I wrote "there are no simulations" a while ago, referring to a chess playing robot as an example. To explain this better, let's consider what is the "reality" for a chess engine.
Is the reality the abstract game with the FIDE rules, and if a physical chess piece is slightly off-center on a square it's a "simulation artifact"? Because we can only represent the game physically in a manner of imperfect fidelity we could argue that the abstract game is the reality and there are imperfect projections of it on different media.
There can be a physical chess board, or a board represented as pixels on a screen. There can also be a chess playing robot moving and sensing physical pieces. These are all projections from the game itself which is played in the space of rules and not in the space of representations.

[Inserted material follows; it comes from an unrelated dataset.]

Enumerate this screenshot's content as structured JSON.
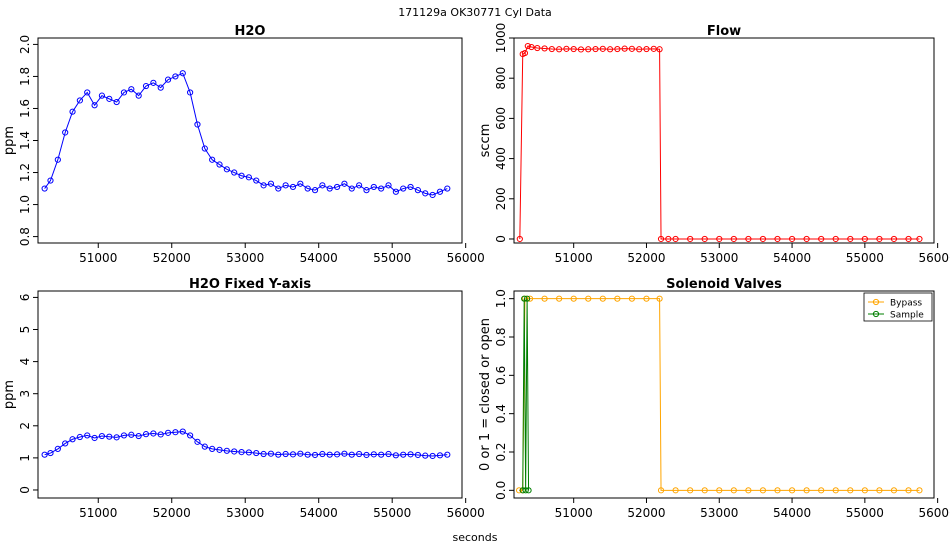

The knowledge and skills for the game of chess are embodied in different agents, human or machine.
This applies to all "simulations" actually. There are no simulations, only games, interfaces and embodiments.
It doesn't matter if a flight simulator for pilot training isn't totally photorealistic. They trained pilots successfully with very crude simulators before GPUs were a thing. What matters is how the skills and knowledge are represented in the games, to make them transferrable across different embodiments; from flight simulators to planes of different kinds.
A struggle for ever more photorealism in AI training makes little sense; there are diminishing gains especially if these "improvements" mean lower volumes of training data. What we need to struggle towards is a scaling sweet-spot where the skills we want trained are exercised as fully as possible within compute scaling curves budgeting compute between fidelity and volume.
In any real-world training we would often trade fidelity to volume simply because volume means the agents can try many more different actions, policies and strategies. The volume is more important than fidelity as long as fidelity is just enough to exercise the relevant skills.
It is a wrong way to think to think "simulations" because it makes one focus on real-world match, when what is important is actually creating games which allow training for the skills — physical or cognitive — which are relevant and transferrable to the target context, rather than making ever heavier, ever more photorealistic high-fidelity simulations which trade volume for beauty.
It is always possible to construct curriculums of game environments where the highest fidelity environments are saved for the last fine-tunings, while the bulk of the skills and knowledge can be trained in high-volume environments before that.